If the Republicans take control of the US Senate next year, it will be due, in no small part, to the collapse of the Democrat party in the South. Democrats face an up-hill battle holding onto the 4 seats they hold in the region that are up for reelection. The Republicans need to pick-up 6 seats for a majority. Sweeping the elections in the South would almost assure them control of the Senate. Establishment Republicans should temper their celebrations, however, as the implosion of the Democrats in the South contains an ominous warning for the GOP.
In the fetid minds of the left, the Democrats’ declining fortunes in the South are the result of Richard Nixon’s so-called “Southern Strategy,” which made racist appeals to Southern voters. Most on the left believe that the majority of people in the South are secret racists who long for the days of Dixie. By stitching subtle racist appeals into their rhetoric on almost every issue, the Republicans have been able to move voters away from the Democrat party.
If Nixon really had a “Southern Strategy,” it failed.

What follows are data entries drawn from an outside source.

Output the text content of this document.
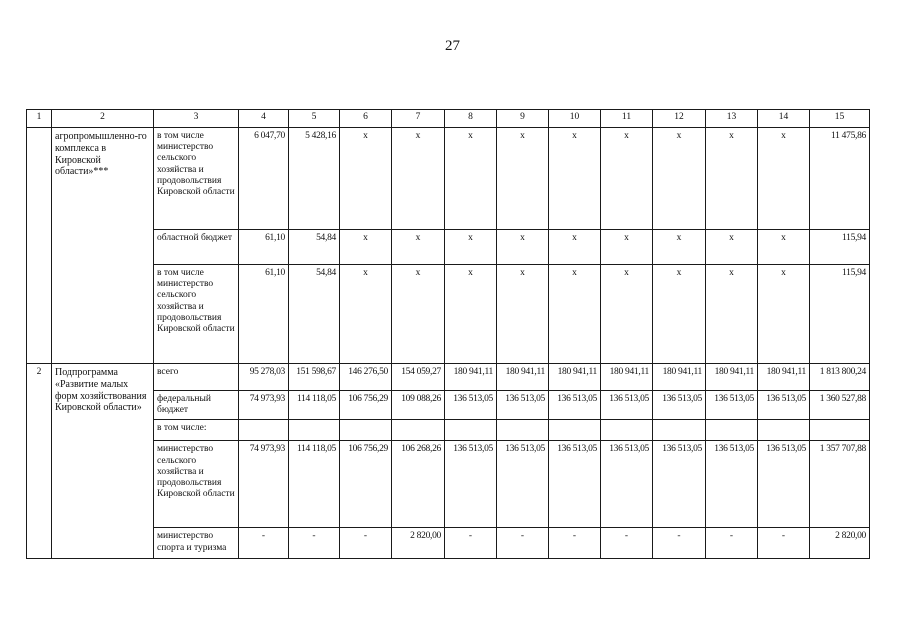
27
1	2	3	4	5	6	7	8	9	10	11	12	13	14	15
	агропромышленно-го комплекса в Кировской области»***	в том числе министерство сельского хозяйства и продовольствия Кировской области	6 047,70	5 428,16	x	x	x	x	x	x	x	x	x	11 475,86
		областной бюджет	61,10	54,84	x	x	x	x	x	x	x	x	x	115,94
		в том числе министерство сельского хозяйства и продовольствия Кировской области	61,10	54,84	x	x	x	x	x	x	x	x	x	115,94
2	Подпрограмма «Развитие малых форм хозяйствования Кировской области»	всего	95 278,03	151 598,67	146 276,50	154 059,27	180 941,11	180 941,11	180 941,11	180 941,11	180 941,11	180 941,11	180 941,11	1 813 800,24
		федеральный бюджет	74 973,93	114 118,05	106 756,29	109 088,26	136 513,05	136 513,05	136 513,05	136 513,05	136 513,05	136 513,05	136 513,05	1 360 527,88
		в том числе:												
		министерство сельского хозяйства и продовольствия Кировской области	74 973,93	114 118,05	106 756,29	106 268,26	136 513,05	136 513,05	136 513,05	136 513,05	136 513,05	136 513,05	136 513,05	1 357 707,88
		министерство спорта и туризма	-	-	-	2 820,00	-	-	-	-	-	-	-	2 820,00
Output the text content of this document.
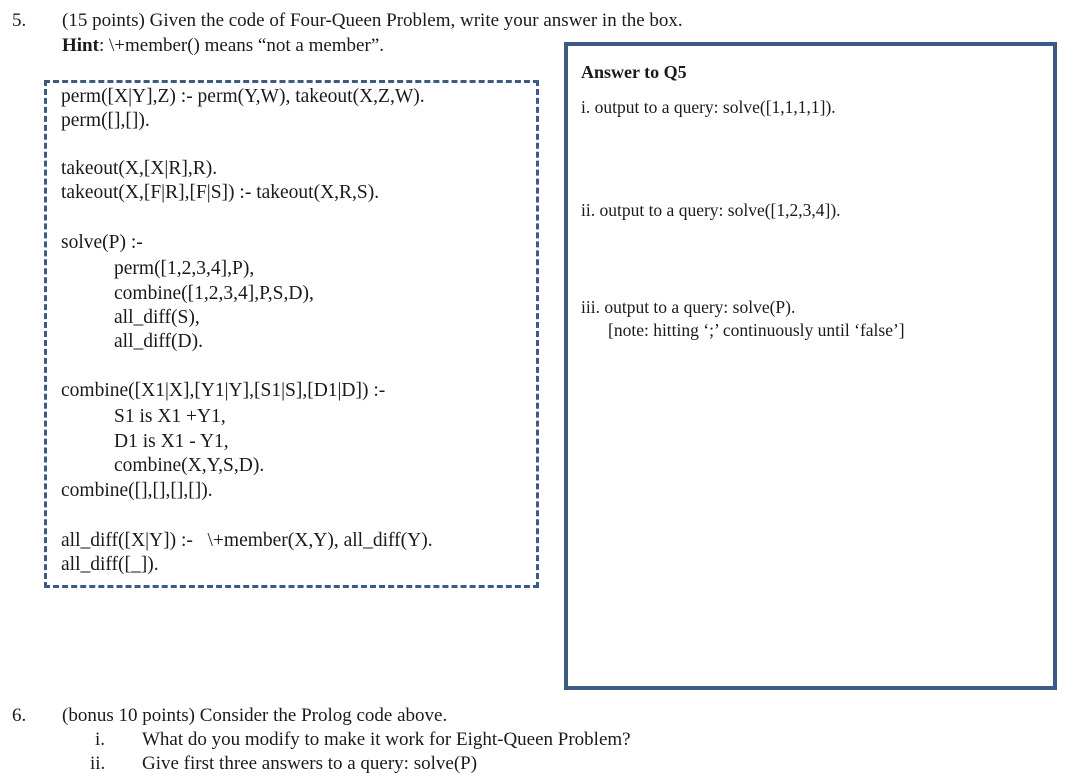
5. (15 points) Given the code of Four-Queen Problem, write your answer in the box.
Hint: \+member() means “not a member”.
perm([X|Y],Z) :- perm(Y,W), takeout(X,Z,W).
perm([],[]).
takeout(X,[X|R],R).
takeout(X,[F|R],[F|S]) :- takeout(X,R,S).
solve(P) :-
perm([1,2,3,4],P),
combine([1,2,3,4],P,S,D),
all_diff(S),
all_diff(D).
combine([X1|X],[Y1|Y],[S1|S],[D1|D]) :-
S1 is X1 +Y1,
D1 is X1 - Y1,
combine(X,Y,S,D).
combine([],[],[],[]).
all_diff([X|Y]) :-   \+member(X,Y), all_diff(Y).
all_diff([_]).
Answer to Q5
i. output to a query: solve([1,1,1,1]).
ii. output to a query: solve([1,2,3,4]).
iii. output to a query: solve(P).
[note: hitting ‘;’ continuously until ‘false’]
6. (bonus 10 points) Consider the Prolog code above.
i. What do you modify to make it work for Eight-Queen Problem?
ii. Give first three answers to a query: solve(P)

In 1992, Arkansas Gov. Bill Clinton won 6 of the 13 states traditionally considered as part of the South. Democrats held the governor’s office in 9 states, against the GOP’s 4. The Democrats controlled every state legislative chamber in the South, many by overwhelming majorities. The party also held 18 of the region’s 26 Senate seats.
If, as the left believes, the GOP had spent two decades making subtle and overt racist appeals to woo Southern voters, that effort had failed. The Democrat party was competitive across the region, up and down the ballot.

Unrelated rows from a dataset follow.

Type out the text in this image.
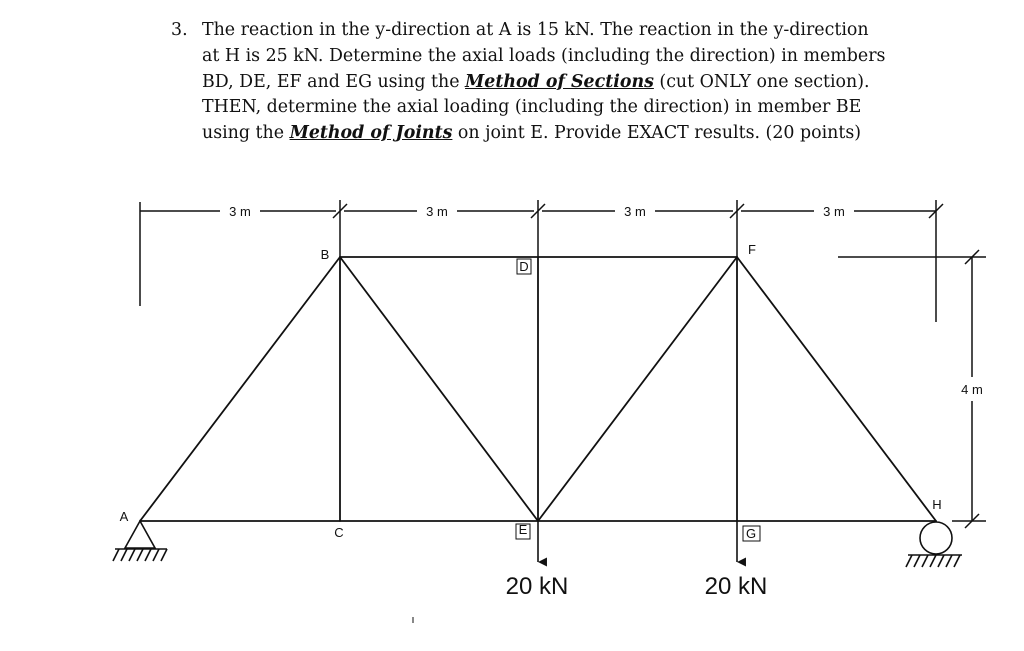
3. The reaction in the y-direction at A is 15 kN. The reaction in the y-direction at H is 25 kN. Determine the axial loads (including the direction) in members BD, DE, EF and EG using the Method of Sections (cut ONLY one section). THEN, determine the axial loading (including the direction) in member BE using the Method of Joints on joint E. Provide EXACT results. (20 points)
3 m	3 m	3 m	3 m
4 m
A
B
C
D
E
F
G
H
20 kN	20 kN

Today, the opposite is true. Republicans have complete control of state government in 10 states. Democrats hold just three state legislative chambers and three Governor’s offices. If Republicans sweep the 4 competitive races next fall, the Democrats will hold just 4 Senate seats from the Region.
The Democrats didn’t lose the South because of some mythical “Southern Strategy” in the 1970s. Two decades later they were still competitive everywhere in the region. They lost the region because, in the 1990s, the national party lurched to the left, especially on cultural issues.
In a quest for campaign funds, Bill Clinton tied the fortunes of the party to wealthy donors on the West and East coasts. The party became a strong advocate for gun control and pushed an assault weapons ban through Congress. It embraced political correctness, multi-culturalism and progressive positions across the spectrum and pushed Democrat officials with conservative views to the margin. Democrat Pennsylvania Gov. Bob Casey was denied a speaking slot at the 1992 Democrat convention, because he was pro-life.
This evolution culminated in 2008, when Barack Obama told a crowd of wealthy San Francisco donors that Americans in small towns “get bitter, they cling to guns or religion.” Even the Huffington Post admitted that Obama’s remarks implied there was something inherently wrong with guns and religion.
Conservatives seized on these shifts in 1994 and 2010, taking control of Congress and sweeping state houses across the country. In between those elections, however, establishment Republicans co-opted conservatives and the party drifted. It championed greater federal control of local schools, a new health care entitlement and vastly increased the size of government. It cozied up to big banks and supported a bailout of Wall Street.
In 2008, the party nominated “centrists”, one of whom had championed restrictions on free speech and higher taxes, the other who promoted the individual health insurance mandate that became the foundation of ObamaCare. Mitt Romney was seen as a creature of Wall Street and, as a result, millions of working-class voters stayed home on election day.
The Republican party still hasn’t absorbed the message sent by voters. In recent months it has toyed with enacting “meaningful” gun control laws. The party establishment is actively pushing amnesty for illegal immigrants and a massive increase in overall immigration. This flood of cheap labor will benefit Wall Street and corporate donors, but further depress the wages of the working class.
In the last 20 years, conservatives have twice responded to voters and tried to right the ship of state. Next year, they will have another, perhaps last chance. Hopefully, they will answer the call.